Playbill.com: Where did you get the inspiration for this new play?
Joan Rivers: It's based on something that happened to me at the TV Guide Channel that was outrageous, and I thought, "This will make a great play."
Playbill.com: What was the outrageous thing that happened to you?
JR: I don't really want to go into it because it's really what the play is about. It's about the business and aging and women getting through and things you can change and things you can't change. And it's about hope. I love the ending, because it's absolutely about hope. The Dodgers wanted to produce it, and Jerry Zaks was going to direct it. We all loved each other. But, then, by the time I did a rewrite, I thought, "Ahhh, let me try out of town first." You don't bring things into New York unless you know this is going to be a "Wow."

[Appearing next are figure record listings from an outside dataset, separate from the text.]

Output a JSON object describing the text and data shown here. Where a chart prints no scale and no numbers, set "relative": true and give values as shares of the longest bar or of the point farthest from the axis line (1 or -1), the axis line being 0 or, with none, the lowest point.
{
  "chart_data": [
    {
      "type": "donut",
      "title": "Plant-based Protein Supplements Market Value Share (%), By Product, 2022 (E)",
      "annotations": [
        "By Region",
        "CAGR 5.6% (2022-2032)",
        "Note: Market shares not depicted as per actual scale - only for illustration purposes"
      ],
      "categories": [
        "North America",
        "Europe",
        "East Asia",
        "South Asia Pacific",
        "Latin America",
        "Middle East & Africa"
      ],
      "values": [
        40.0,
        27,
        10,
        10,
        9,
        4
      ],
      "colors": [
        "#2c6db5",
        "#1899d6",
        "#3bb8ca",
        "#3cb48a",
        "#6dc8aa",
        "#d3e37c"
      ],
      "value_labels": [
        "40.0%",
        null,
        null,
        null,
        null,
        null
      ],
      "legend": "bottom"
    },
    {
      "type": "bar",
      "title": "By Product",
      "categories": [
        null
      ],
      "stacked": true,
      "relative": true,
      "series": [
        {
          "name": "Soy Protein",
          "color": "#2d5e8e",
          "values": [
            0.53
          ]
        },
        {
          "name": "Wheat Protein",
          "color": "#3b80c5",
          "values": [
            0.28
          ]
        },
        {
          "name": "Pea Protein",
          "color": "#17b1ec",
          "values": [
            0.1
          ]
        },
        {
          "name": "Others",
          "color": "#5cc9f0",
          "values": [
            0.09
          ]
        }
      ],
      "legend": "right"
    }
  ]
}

Playbill.com: The main character in the play is supposed to be you, right? There's no pseudonym or anything.
JR: No. It's me. And the characters around me are all made up. There are three other characters. Playbill.com: How did you come to pick San Francisco's Magic Theatre for the tryout?
JR: I was looking for a place that would be small, that was serious and was far from New York. Sam Shepard brings his plays here. Elaine May has started plays here. Their pride is they will never produce something that has already been produced in this country.
Playbill.com: What made you think this story needed to be a play, as opposed to a screenplay or teleplay?
JR: I'm a New York girl. I'm a theatre person. Tell me what it is, I've seen it. On Broadway and Off-Broadway and above Broadway. I go to theatre at least three times a week. So I always think in terms of theatre.
Playbill.com: Do Broadway producers often court you to star in their shows?
JR: Yeah. And I just got an offer from England, to come in for Boeing-Boeing. Yes, they do. But you want to do something that you really adore. I did Broadway Bound and I adored it. It was like someone gave you a gift every night.
Playbill.com: You've had a very varied career. What corner of your career do you feel the theatre lives in?
JR: After my first childhood, that was the first dream. My parents were great theatergoers. From a very early age, I was brought to theatre. It was during World War II, my mother brought me to some play. I remember it as a teensy-weensy child. I'd even go to the Brooklyn Academy of Music on Saturdays.
Playbill.com: In this new play, is your character on stage the entire time?
JR: Constantly. Once I go off to change into a bathrobe. And I'm talking offstage.
Playbill.com: Does the character ever talk to the audience?
Playbill.com: How many years ago did this incident at the TV Guide Channel happen?
JR: Three and a half years ago. It almost represented the whole business. It really just summed it all up, that one afternoon. I thought, "Oh, God!" Everything that's bad and nasty. I love television. My life is on television. You don't want to knock that. But there are certain aspects of every business where you go, "This represents the worst."